Mereka selalu membawaku saat hujan turun. Menemaniku di setiap keadaan dan bersenda gurau di dalam hangatnya peluk kasih sayang. Tapi hari itu, mereka pergi. Tanpa membawaku lagi ke tempat di mana mereka pulang untuk selamanya.
-Janu, 1 Desember 2020
P.s : Ayah, Ibu. Bahagia selalu ya di sana.
***
Tepat pada pukul 18:00 di hari Jumat, Kota Bogor. Kediaman rumah Pradipta dipenuhi dengan suasana belasungkawa. Di dalam sana, banyak orang berkumpul dan membacakan doa untuk mereka yang pergi. Dua orang yang meninggal dunia karena kecelakaan pesawat sore tadi. Kedua orang tersebut adalah Pradipta sendiri dan istrinya. Mereka pergi lebih dulu meninggalkan anak semata wayangnya, Januari Pradipta.
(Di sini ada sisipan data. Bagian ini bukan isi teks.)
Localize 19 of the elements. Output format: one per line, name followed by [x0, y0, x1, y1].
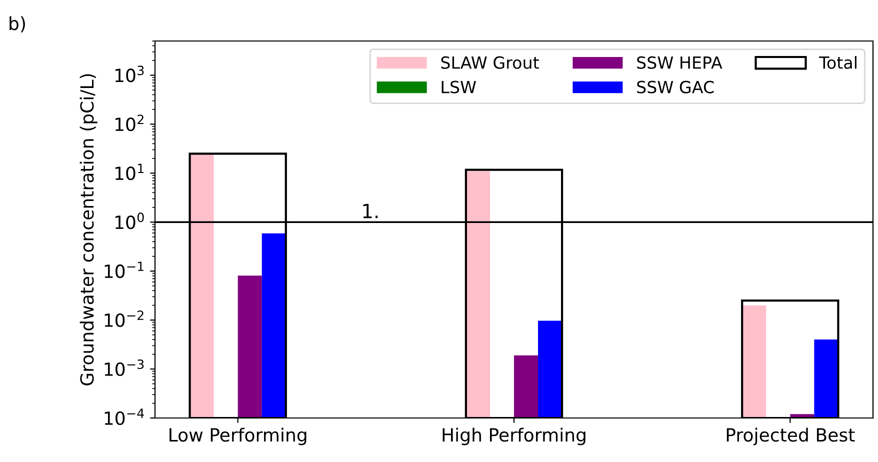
text: b): [10, 16, 25, 32]
y-tick-label: 10$^{−3}$: [104, 359, 144, 376]
ref-line-label: 1.: [363, 204, 378, 218]
y-axis-title: Groundwater concentration (pCi/L): [80, 74, 98, 386]
y-tick-label: 10$^{2}$: [115, 114, 144, 132]
legend-label: Total: [819, 56, 856, 69]
legend-label: LSW: [442, 80, 476, 94]
legend-label: SSW HEPA: [637, 56, 722, 69]
legend-label: SSW GAC: [637, 80, 714, 94]
y-tick-label: 10$^{1}$: [115, 164, 144, 180]
x-tick-label: Projected Best: [726, 428, 855, 446]
y-tick-label: 10$^{0}$: [115, 212, 144, 230]
y-tick-label: 10$^{−4}$: [104, 408, 144, 425]
y-tick-label: 10$^{3}$: [115, 66, 144, 82]
legend-label: SLAW Grout: [441, 56, 539, 69]
x-tick-label: Low Performing: [170, 428, 306, 446]
y-tick-label: 10$^{−1}$: [104, 262, 144, 278]
x-tick-label: High Performing: [442, 428, 586, 446]
y-tick-label: 10$^{−2}$: [104, 310, 144, 328]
Pemuda berumur 8 tahun itu hanya bisa terdiam melihat kedua tubuh orang yang sangat dia sayangi sekarang telah terpejam dengan tubuh membeku juga pucat. Janu memang masih anak-anak, namun dia mengerti keadaan yang saat ini dialaminya tidak baik. Bahkan hampir membuatnya tidak menyangka akan terjadi.
"Janu, ikut tante, yuk. Ke kamar buat ganti baju kamu. Gak enak, lho, masa Janu pakai baju tidur kayak gini. Mau ya?" tanya seorang wanita yang ternyata adalah adik dari Ayahnya. Dengan lembut dia membawa anak itu ke lantai atas setelah mendapati anggukan setuju darinya.
"Janu kuat ya, gak sedih di depan banyak orang. Tapi walaupun begitu, Janu jangan dipendam sendiri kalau ada yang sakit di dalam hati."
"Kata Ayah, aku gak boleh jadi cowok yang lemah. Nanti takutnya ada orang yang suka manfaatin kita," sahut Janu dengan wajah polos.
Selesai menautkan kancing baju anak itu, Tantenya mengusap pelan pundaknya seraya tersenyum pahit. "Kamu hebat, Nu. Tante harap kamu bisa terima semua ini kalau sudah dewasa nanti," balasnya.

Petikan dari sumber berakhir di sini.